The F-35 'is kind of like the iPhone,' according to the Air Force's operational testing wing commander

Military Tech
The F-35 Lighting II

If it's an expensive next-generation weapon system, chances are a U.S. military official will at some point compare it to the iPhone.


In a wide-ranging interview with the Northwest Florida Daily News, new 53rd Wing commander Col. Ryan Messer offered his assessment of how the Pentagon's sprawling operational testing wing evaluates new aircraft and weapons systems before they head downrange — an assessment that included an easy-to-digest comparison between the beleaguered F-35 Joint Strike Fighter and the most recognizable smartphone on the planet.

One of the neat things is that the F-35 is kind of like the iPhone. It's a piece of hardware, but what makes it amazing are the apps, or that software, that goes into it," Messer said when asked about F-35 testing. "Because it's a very software-centric aircraft, as we discover things, we're able to produce new mission data files that update the software, and we can evolve it very quickly."

If that analogy sounds familiar, it should: U.S. Army Col. Elliott Caggins used an eerily similar analogy in an interview with Task & Purpose on the Next Generation Squad Weapon that Armament Research, Development and Engineering Center (ARDEC) sees as the key to sparking a "revolution in small arms."

"Imagine that Steve Jobs and his engineers were trying to convert the iPod Touch to the first 3G iPhone," said Army Col. Elliott Caggins, project manager for soldier weapons. "There were a thousand technologies they could have put in the first iPhone but they were looking to mature the platform before they could actually go onto the system."

It may seem like a cheesy throwaway line proffered up in a PAO PowerPoint somewhere, but the weapon-system-as-iPhone analogy is somewhat apt. Indeed, a 2015 analysis from the Small Arms Survey found that the growing focus on modular weapons that's been embedded in U.S. military since since the mid 2000s has encouraged a shift from "firearms" to "weapons systems" in how planners think about infantry weapons.

"Each rifle has a core section (the upper or lower receiver) around which the user can switch all other parts to obtain different configurations depending on requirements," according to the analysis, citing U.S. Special Operations Command's Special Forces Combat Assault Rifle (SCAR) program, and the Close Quarter Battle (CQB) and Designated Marksman Rifles (DMR) as examples. "The main benefit of a modular weapon over its standard counterpart is that a single weapon can be deployed in multiple scenarios or environments through simple reconfiguration allowing its key features to be altered."

But does the analogy to the indispensably flexible iPhone extend to the F-35? Arguably, yes: small arms modularity still requires physical reconfigurations, while the F-35's Block 4 software is functionally more akin to the apps-on-apps-on-apps concept that Messer cited in his interview. Here's a decent analogy from The National Interest back in February:

Block 4.1 software upgrades intend to substantially "unlock" the capabilities of the F-35's sensors and communication systems.
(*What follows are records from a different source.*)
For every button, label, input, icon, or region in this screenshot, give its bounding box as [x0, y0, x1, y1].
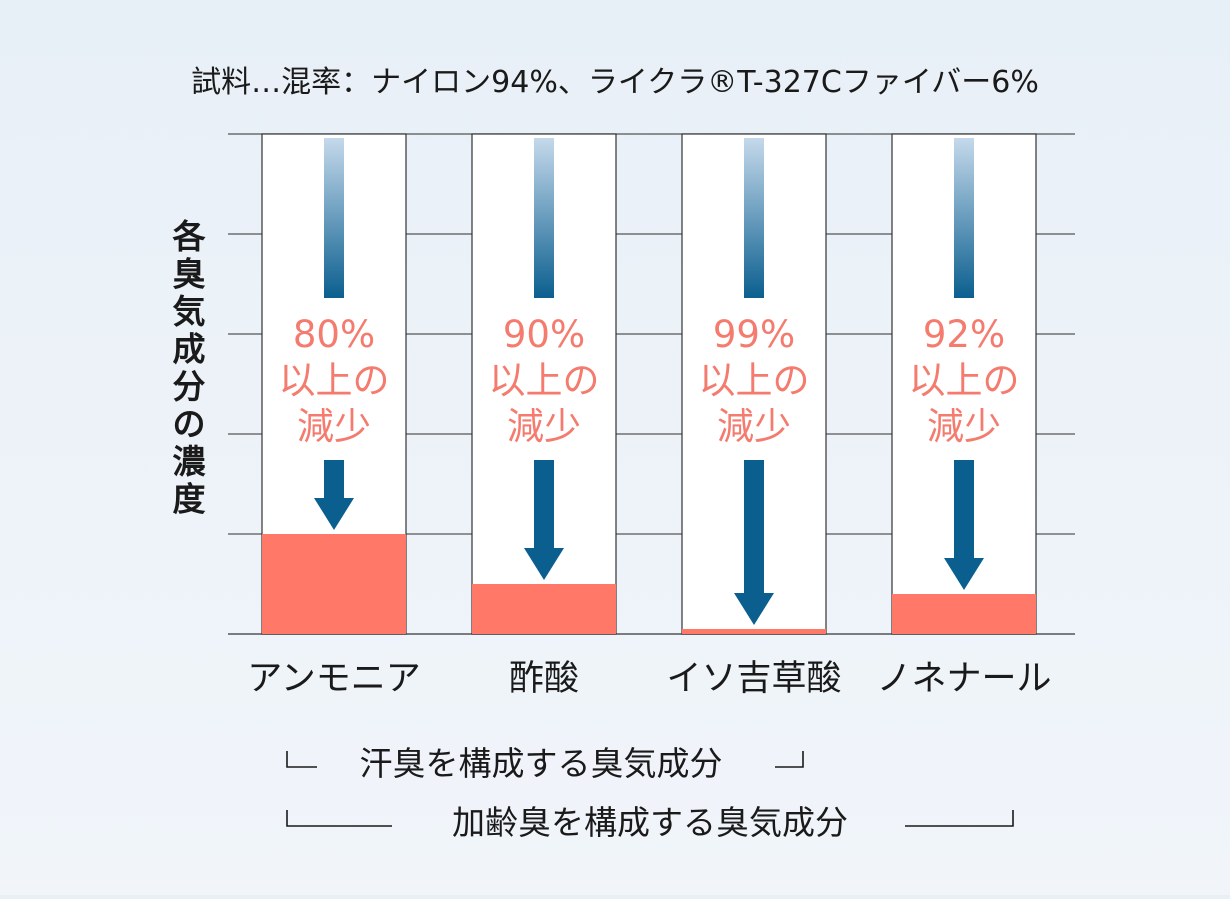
y-axis-label-char: 分: [173, 367, 206, 406]
arrow-shaft: [534, 460, 554, 548]
columns: 80%以上の減少アンモニア90%以上の減少酢酸99%以上の減少イソ吉草酸92%以…: [247, 133, 1052, 699]
category-label: 酢酸: [509, 659, 579, 699]
arrow-shaft-gap: [534, 298, 554, 460]
bar: [262, 534, 406, 634]
y-axis-label-char: 濃: [173, 442, 207, 481]
group-label: 加齢臭を構成する臭気成分: [452, 803, 848, 842]
reduction-label: 減少: [507, 405, 581, 448]
arrow-shaft: [324, 138, 344, 298]
y-axis-label-char: 各: [172, 217, 207, 256]
arrow-shaft: [744, 460, 764, 593]
bracket-right: [775, 751, 804, 768]
reduction-label: 99%: [713, 313, 795, 356]
arrow-shaft: [954, 138, 974, 298]
arrow-head: [524, 548, 564, 580]
reduction-label: 減少: [927, 405, 1001, 448]
reduction-label: 以上の: [489, 359, 600, 402]
arrow-shaft: [324, 460, 344, 498]
arrow-head: [734, 593, 774, 625]
group-bracket: 加齢臭を構成する臭気成分: [286, 803, 1014, 842]
bracket-left: [286, 810, 392, 827]
group-bracket: 汗臭を構成する臭気成分: [286, 744, 804, 783]
bracket-right: [905, 810, 1014, 827]
reduction-label: 以上の: [279, 359, 390, 402]
y-axis-label-char: 臭: [173, 255, 206, 294]
reduction-label: 減少: [297, 405, 371, 448]
bar: [892, 594, 1036, 634]
y-axis-label-char: の: [173, 405, 206, 444]
reduction-label: 以上の: [699, 359, 810, 402]
bar: [472, 584, 616, 634]
reduction-label: 減少: [717, 405, 791, 448]
category-label: イソ吉草酸: [666, 659, 841, 699]
y-axis-label-char: 度: [173, 480, 206, 519]
category-label: ノネナール: [876, 659, 1051, 699]
arrow-shaft-gap: [744, 298, 764, 460]
reduction-label: 92%: [923, 313, 1005, 356]
arrow-shaft-gap: [324, 298, 344, 460]
arrow-head: [314, 498, 354, 530]
y-axis-label-char: 成: [173, 330, 206, 369]
bar: [682, 629, 826, 634]
arrow-shaft: [954, 460, 974, 558]
arrow-shaft: [744, 138, 764, 298]
reduction-label: 90%: [503, 313, 585, 356]
group-label: 汗臭を構成する臭気成分: [360, 744, 723, 783]
arrow-head: [944, 558, 984, 590]
arrow-shaft: [534, 138, 554, 298]
chart-title: 試料…混率：ナイロン94%、ライクラ®T-327Cファイバー6%: [191, 65, 1039, 100]
reduction-label: 80%: [293, 313, 375, 356]
y-axis-label-char: 気: [173, 292, 206, 331]
bracket-left: [286, 751, 317, 768]
reduction-label: 以上の: [909, 359, 1020, 402]
arrow-shaft-gap: [954, 298, 974, 460]
category-label: アンモニア: [247, 659, 421, 699]
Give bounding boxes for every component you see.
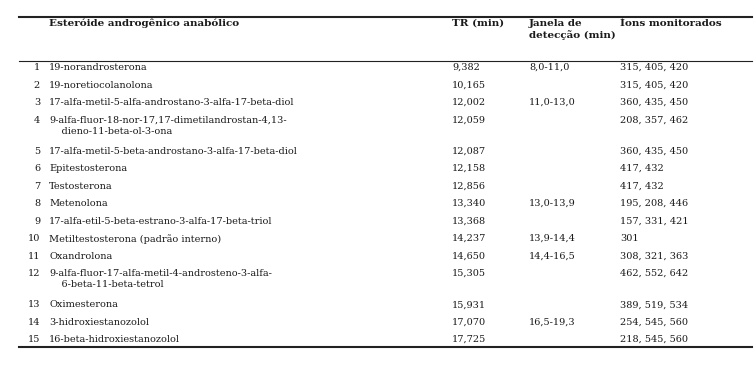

The Lightning's stealthy tight-beam Multifunction Advanced Datalink (MADL) will be made compatible with widely used Link 16 datalinks and even satellite communication, significantly expanding the number of friendly assets it can network with. It will also gain the ability to stream video to friendly forces on the ground using Rover-NG systems.

Meanwhile, the F-35's APG-81 AESA radar will gain a wide-area "Big" Synthetic Aperture mode, allowing it to scan large swaths of terrain, track moving surface vehicles, and create a detailed high-definition image for intelligence, navigation and weapons targeting purposes

Then again, the worst part about the iPhone is the constant software updates. Not only were the early production Block I and II F-35s delivered without software capabilities functional enough for full combat capability, USNI News reported in April that the entire program's move to the Block 4 continuing software update system "is costing the Navy the ability to procure more new planes in the near-term." And according to The National Interest, "though the Pentagon has begun outlaying hundreds of millions of dollars in contracts for Block 4 development, it doesn't have the funding to pay for it all."

Look, we get it: your super-advanced weapons system is as flexible and powerful as the modern smartphone, with more capabilities than you can shake your swiping finger at. But then again, it's also as buggy and expensive as a modern smartphone. Maybe it's time to find a new analogy.